# David C F Wright



## Guest (Nov 23, 2019)

This gentleman's articles have been referenced in a couple of threads recently and over the past few years. He has been described as a contributor to MusicWeb International. Having read some of his articles, which often contain eyebrow-raising opinions, I was prompted to find out more about MusicWeb, where I note that a number of his articles have been removed.

Does anyone know any more about the ubiquitous Mr Wright?
How reliable is MusicWeb?


----------



## Nereffid (Feb 6, 2013)

I don't use MusicWeb as much now as I did in the past, but when I was filling gaps in my CD collection it was very useful as a source of reviews. I can't say I ever found anything that made me doubt the site's reliability - the reviewers come across as level-headed enthusiasts. Wright's name rang no bells, and searching the site it seems that his contributions were composer profiles rather than reviews.

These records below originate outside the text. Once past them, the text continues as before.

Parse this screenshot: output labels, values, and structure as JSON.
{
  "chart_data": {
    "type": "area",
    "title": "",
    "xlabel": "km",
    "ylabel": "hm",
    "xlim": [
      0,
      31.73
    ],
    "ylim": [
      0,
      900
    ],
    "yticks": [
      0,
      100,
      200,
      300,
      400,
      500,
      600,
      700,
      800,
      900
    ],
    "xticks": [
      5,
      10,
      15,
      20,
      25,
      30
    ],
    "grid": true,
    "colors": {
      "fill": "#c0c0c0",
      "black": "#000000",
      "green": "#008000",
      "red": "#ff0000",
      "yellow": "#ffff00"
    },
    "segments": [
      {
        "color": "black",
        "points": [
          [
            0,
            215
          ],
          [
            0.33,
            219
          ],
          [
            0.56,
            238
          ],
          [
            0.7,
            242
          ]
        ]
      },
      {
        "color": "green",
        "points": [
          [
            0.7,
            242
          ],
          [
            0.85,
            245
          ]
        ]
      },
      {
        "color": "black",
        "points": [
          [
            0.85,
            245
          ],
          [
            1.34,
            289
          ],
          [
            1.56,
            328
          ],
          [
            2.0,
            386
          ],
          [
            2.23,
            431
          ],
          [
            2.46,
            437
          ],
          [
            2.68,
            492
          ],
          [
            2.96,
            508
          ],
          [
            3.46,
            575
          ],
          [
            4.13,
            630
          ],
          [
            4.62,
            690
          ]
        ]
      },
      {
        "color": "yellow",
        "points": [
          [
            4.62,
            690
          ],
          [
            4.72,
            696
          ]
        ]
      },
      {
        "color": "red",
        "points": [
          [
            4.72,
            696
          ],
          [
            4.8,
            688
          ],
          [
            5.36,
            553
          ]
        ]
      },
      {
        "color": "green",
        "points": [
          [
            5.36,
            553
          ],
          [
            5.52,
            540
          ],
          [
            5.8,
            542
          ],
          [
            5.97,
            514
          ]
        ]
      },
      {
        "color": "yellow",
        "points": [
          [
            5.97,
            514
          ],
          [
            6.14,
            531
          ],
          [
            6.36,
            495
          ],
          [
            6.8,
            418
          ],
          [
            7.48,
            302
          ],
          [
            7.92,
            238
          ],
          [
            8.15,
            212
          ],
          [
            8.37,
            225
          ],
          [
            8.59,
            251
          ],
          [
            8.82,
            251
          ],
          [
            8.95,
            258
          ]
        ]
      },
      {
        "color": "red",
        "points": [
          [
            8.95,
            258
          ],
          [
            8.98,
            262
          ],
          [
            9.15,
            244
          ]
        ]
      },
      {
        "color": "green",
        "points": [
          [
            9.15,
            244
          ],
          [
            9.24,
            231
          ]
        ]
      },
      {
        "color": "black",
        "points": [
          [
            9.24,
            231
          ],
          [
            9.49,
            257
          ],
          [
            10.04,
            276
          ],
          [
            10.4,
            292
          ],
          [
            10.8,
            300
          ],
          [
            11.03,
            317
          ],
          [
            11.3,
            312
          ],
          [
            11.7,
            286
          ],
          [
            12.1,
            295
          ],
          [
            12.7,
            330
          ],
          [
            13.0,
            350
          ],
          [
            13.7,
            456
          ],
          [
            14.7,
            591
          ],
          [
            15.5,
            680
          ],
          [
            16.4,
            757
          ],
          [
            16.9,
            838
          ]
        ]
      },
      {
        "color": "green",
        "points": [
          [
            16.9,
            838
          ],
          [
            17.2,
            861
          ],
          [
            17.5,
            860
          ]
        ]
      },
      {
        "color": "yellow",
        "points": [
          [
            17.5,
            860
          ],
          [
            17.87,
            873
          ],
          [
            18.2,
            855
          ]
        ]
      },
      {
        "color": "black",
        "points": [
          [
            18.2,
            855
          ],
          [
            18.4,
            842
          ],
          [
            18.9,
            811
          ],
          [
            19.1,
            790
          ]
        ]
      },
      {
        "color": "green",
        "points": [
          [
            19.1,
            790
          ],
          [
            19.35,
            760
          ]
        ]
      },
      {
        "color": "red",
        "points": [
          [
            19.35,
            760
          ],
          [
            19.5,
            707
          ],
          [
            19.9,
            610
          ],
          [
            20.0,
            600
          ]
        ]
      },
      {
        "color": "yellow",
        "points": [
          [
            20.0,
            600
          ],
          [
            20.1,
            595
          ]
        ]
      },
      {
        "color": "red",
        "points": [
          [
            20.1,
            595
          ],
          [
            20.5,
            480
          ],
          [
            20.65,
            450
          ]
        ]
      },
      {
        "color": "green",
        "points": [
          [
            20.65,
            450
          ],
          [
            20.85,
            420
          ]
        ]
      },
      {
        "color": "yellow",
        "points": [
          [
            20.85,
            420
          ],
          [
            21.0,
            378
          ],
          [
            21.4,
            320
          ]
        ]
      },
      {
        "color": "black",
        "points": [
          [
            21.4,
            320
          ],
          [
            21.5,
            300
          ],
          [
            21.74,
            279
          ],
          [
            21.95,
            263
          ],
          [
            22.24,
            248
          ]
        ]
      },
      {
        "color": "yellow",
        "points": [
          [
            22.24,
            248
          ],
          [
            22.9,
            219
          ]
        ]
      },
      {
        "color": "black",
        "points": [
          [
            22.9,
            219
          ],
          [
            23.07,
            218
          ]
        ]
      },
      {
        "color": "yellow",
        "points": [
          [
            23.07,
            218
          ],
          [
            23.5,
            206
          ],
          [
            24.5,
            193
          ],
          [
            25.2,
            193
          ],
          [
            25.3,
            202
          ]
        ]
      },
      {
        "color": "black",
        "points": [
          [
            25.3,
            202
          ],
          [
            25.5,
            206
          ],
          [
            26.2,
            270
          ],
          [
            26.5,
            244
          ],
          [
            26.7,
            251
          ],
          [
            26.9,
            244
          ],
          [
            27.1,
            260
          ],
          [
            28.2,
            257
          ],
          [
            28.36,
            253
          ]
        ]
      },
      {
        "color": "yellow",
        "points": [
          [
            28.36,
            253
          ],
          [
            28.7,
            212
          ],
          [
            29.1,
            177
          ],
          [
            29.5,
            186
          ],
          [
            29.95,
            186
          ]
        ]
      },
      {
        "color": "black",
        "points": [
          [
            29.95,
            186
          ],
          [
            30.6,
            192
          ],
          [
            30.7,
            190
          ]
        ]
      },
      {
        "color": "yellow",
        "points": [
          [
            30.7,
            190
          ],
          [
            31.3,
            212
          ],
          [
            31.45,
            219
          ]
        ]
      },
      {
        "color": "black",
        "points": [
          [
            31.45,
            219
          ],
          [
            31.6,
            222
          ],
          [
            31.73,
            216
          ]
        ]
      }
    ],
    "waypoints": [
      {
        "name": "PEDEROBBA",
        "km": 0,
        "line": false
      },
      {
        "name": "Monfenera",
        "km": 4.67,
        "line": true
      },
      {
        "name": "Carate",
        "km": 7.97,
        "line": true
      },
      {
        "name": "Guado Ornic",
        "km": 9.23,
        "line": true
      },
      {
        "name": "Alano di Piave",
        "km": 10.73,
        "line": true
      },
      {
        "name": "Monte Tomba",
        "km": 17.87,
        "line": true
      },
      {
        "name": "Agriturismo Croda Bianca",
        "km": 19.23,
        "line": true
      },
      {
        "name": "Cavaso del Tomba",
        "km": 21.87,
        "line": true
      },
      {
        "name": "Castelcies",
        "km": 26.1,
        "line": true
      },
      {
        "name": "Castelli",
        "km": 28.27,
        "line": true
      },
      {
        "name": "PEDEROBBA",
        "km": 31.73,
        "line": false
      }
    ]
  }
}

His Schubert hatchet-job is extraordinary!


----------



## Nereffid (Feb 6, 2013)

Actually I've been doing a bit more digging, and it seems that Wright did have reviews on MusicWeb but they were removed in 2003, which was before I started visiting the site. He seems to have had a major problem with MusicWeb's Founding Editor Rob Barnett, who gets a thorough going-over on Wright's site!


----------



## Phil loves classical (Feb 8, 2017)

^ I just had to look up what Wright wrote on Barnett after your post:

https://www.wrightmusic.net/pdfs/rob-barnett.pdf

I recall seeing the name Barnett but not anything he wrote. But I do agree with Wright that Musicweb may not be the best resource to knowing what the music is about. It's about how the performances strike the reviewer, which is all what many record buyers are most interested in.


----------